Does anyone actually know what on earth Bayblade is about? As far as I can tell it’s an entire cartoon devoted to trying to persuade children that old fashioned spinning tops are cool. What’s next, hopscotch? (actually interestingly enough hopscotch was created by Roman soldiers as a training exercise, so perhaps there is a cartoon in there somewhere after all).

Bayblade came onto the scene in 2001 and finally petered out in 2004. I’ve tried looking it up on the mighty wikipedia but to be honest I’m still pretty clueless. I think I’ve got a mental block when it comes to manga style TV shows (or should that be Anime? See, I can’t even get the name right). I blame Akira for befuddling the 13 year old me so badly that I get flashbacks every time I see a cartoon character with big eyes and no nose.

Anyway, Bayblade was a cartoon and also a line of toys so it still counts even if I don’t understand it.

Dec 17


[Open the door / Close the door]

Transformers

Robots in disguise

The Transformers have a pretty impressive pedigree. Jim Shooter, the then editor-in-chief of Marvel comics, had a large part to play in the creation of their mythology - not only inventing the Autobots and Decepticons but also providing a rough story outline. Acclaimed Batman writer and editor Dennis O’Neil also had input in naming the individual characters, but many of his suggestions were largely overuled by Hasbro executives (although he still retains credit for naming Optimus Prime). Perhaps it is the imput of such creative heavyweights that made the Transformers so enduring in popular culture. However comics legend Jack Kirby had input into the creation of the Centurions, a show that largely sunk without trace, so perhaps the theory does not really hold true.

My friend Paul would have you believe that Transformers: The Movie (1986) is the greatest film ever made. He states that the death of Optimus Prime was the very pinnacle of emotional storytelling and it still makes him weep to this day. I say that Paul is a big wet lettuce, but you have to admit the film had a pretty impressive cast for a kids cartoon: Orson Wells (in his last ever role), Eric Idle, Leonard Nimoy, and Judd Nelson to name but four.

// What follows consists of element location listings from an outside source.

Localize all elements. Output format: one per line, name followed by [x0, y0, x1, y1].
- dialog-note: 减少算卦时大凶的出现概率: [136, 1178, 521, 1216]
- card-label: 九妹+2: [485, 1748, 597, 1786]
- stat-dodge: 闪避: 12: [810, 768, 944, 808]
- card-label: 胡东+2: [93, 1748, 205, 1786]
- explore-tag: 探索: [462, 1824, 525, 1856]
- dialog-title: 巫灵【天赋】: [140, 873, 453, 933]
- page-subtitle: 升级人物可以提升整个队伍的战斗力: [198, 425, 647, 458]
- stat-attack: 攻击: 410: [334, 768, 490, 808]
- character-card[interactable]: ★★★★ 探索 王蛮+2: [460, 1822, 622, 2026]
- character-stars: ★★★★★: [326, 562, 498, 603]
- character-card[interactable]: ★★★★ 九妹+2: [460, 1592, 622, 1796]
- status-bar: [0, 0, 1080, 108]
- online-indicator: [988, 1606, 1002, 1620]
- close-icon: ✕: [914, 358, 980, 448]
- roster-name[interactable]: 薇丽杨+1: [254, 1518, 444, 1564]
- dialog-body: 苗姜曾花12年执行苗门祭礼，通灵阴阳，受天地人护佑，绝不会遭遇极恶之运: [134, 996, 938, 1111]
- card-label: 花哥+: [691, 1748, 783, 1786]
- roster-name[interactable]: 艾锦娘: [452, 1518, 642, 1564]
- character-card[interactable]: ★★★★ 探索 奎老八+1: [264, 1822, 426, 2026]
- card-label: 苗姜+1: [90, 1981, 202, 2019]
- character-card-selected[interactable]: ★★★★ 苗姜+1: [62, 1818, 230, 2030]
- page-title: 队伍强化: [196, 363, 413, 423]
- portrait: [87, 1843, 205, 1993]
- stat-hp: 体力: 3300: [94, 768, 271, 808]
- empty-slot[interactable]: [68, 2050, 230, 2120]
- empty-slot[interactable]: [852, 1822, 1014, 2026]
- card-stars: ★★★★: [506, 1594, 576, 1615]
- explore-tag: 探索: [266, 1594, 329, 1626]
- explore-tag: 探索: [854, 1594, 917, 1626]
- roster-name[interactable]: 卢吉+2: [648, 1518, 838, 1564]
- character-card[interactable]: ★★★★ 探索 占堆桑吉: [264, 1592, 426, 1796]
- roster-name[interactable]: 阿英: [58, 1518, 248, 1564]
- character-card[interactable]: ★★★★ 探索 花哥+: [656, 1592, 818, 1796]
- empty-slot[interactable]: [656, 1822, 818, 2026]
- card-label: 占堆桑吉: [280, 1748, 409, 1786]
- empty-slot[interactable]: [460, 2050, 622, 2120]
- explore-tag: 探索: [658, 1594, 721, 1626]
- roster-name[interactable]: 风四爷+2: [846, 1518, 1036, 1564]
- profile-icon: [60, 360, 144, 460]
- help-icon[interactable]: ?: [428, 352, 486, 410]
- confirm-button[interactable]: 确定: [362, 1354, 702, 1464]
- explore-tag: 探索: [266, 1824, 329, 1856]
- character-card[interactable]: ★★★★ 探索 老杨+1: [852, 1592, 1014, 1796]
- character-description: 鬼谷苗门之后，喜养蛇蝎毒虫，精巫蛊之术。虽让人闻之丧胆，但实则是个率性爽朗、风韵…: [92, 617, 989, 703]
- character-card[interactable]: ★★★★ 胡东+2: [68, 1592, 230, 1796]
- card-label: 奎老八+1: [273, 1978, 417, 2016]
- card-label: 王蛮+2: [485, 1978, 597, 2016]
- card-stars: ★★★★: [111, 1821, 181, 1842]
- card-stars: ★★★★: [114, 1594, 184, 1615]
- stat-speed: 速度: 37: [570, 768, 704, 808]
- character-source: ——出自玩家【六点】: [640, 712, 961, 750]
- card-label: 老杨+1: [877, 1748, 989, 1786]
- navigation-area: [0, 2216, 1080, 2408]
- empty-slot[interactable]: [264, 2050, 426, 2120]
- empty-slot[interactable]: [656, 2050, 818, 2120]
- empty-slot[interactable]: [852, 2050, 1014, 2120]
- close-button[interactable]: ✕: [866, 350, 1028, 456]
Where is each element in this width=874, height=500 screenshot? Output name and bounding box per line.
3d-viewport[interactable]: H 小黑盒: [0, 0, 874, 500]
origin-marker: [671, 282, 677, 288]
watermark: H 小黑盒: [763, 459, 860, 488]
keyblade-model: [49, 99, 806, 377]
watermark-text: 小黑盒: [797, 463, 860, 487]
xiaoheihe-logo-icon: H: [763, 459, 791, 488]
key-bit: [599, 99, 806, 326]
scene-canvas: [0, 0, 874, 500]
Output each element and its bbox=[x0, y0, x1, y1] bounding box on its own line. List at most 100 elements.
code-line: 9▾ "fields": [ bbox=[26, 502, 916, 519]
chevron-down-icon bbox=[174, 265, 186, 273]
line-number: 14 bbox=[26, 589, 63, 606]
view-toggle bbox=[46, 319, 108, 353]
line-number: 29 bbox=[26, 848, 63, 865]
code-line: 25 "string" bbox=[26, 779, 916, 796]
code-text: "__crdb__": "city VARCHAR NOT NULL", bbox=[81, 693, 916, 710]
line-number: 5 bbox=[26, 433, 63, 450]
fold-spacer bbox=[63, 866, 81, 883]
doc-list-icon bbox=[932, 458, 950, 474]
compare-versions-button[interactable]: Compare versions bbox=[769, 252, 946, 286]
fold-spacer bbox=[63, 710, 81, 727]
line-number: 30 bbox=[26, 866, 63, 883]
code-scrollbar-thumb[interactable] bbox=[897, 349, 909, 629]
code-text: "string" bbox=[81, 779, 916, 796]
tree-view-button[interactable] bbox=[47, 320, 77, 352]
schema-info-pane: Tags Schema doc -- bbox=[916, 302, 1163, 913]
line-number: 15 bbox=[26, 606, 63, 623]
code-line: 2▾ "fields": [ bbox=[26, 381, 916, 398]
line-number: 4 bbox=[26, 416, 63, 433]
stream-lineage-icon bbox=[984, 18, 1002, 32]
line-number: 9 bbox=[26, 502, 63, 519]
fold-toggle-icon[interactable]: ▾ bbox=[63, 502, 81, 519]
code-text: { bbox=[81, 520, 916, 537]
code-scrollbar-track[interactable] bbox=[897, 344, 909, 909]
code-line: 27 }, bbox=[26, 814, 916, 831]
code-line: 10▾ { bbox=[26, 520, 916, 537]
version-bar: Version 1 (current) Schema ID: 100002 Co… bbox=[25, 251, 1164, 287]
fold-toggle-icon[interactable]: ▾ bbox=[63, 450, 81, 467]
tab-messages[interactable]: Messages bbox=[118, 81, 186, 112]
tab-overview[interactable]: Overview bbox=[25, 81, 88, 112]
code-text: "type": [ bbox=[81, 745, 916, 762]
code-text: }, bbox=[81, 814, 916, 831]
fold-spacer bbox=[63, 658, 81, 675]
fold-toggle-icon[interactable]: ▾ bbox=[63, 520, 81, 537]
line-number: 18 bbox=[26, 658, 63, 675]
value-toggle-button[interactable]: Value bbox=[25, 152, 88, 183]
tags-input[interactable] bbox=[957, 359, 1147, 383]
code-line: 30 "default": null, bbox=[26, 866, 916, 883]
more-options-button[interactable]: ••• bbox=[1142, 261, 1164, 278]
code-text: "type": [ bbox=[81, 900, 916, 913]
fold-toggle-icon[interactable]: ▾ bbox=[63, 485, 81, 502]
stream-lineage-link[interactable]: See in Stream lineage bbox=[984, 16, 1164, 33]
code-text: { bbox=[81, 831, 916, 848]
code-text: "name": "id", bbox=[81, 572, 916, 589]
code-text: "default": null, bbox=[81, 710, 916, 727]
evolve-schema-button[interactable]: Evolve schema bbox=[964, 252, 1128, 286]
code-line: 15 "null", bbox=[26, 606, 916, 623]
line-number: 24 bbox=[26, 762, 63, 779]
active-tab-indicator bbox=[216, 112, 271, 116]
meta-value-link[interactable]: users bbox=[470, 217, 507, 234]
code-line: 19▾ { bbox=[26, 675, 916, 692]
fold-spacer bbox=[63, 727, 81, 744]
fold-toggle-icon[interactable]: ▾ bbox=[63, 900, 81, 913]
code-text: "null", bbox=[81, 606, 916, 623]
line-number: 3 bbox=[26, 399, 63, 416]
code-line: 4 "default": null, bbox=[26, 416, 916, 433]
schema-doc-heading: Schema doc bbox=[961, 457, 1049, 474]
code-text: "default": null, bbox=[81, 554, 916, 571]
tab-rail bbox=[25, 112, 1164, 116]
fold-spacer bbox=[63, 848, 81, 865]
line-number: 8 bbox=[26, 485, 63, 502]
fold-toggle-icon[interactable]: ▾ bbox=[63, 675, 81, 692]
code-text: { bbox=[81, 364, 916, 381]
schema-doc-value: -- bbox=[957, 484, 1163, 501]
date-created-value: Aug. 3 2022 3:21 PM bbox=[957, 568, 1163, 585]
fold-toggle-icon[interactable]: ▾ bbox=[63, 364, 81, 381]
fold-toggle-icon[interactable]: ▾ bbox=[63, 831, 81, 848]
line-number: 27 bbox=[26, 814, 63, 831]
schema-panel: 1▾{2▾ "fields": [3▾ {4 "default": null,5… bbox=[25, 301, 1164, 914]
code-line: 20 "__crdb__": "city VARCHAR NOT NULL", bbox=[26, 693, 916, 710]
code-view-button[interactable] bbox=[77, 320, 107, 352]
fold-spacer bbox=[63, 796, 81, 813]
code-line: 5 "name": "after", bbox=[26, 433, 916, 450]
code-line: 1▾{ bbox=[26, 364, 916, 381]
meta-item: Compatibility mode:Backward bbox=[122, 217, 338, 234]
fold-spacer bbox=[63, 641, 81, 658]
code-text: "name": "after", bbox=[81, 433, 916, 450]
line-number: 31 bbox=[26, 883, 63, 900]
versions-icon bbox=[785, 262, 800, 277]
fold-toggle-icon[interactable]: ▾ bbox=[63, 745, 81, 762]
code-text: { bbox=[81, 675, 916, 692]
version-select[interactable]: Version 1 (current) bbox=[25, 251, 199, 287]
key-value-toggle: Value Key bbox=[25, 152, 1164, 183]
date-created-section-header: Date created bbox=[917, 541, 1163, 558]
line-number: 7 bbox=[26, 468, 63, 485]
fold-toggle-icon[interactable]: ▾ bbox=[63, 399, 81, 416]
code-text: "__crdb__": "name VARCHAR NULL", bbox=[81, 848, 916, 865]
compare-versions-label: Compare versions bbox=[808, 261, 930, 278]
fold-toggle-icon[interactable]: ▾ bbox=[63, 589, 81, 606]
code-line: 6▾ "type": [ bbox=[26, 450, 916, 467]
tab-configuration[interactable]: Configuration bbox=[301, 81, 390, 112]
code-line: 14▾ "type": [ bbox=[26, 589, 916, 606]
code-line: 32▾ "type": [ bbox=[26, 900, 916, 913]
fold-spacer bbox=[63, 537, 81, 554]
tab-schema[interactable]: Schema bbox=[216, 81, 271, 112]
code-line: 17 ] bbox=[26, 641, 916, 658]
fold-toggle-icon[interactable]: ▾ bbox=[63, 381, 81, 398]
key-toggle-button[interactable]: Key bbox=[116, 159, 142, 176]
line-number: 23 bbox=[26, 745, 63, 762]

I don’t know if the more recent film made Paul cry or not, although I suspect it didn’t. Personally I thought the movie was really good until the Transformers turned up - then it all got a bit pants. I don’t care what anyone says, Optimus Prime should not be sneaking around flowerbeds trying to hide from someone’s parents.

Dec 16


[Open the door / Close the door]

Care Bears

“Care Bear Stare”

The Care Bears were originally created by American Greetings for a line of birthday cards. The company are responsible for a number of other crimes against humanity (Strawberry Shortcake and The Get Along Gang to name but two). But it is for the likes of Funshine Bear, Love-a-lot Bear, and Tenderheart Bear that they will burn in eternal damnation.

I used to watch them a lot though, and even remember lusting after the Bedtime Bear playset, so perhaps I shall be joining American Greetings in their fiery torment.

My sister was a big Care Bear fan, and once got one for Christmas. However my parents had proven immune to the marketing machine and instead of getting her an official bear had instead bought a customized with her name sown on it’s belly. I’m not sure what powers the Megan Bear had, but I’m pretty sure they would have revolved around sleeping for 23 hours a day and an inability to hide it’s secret diary very well.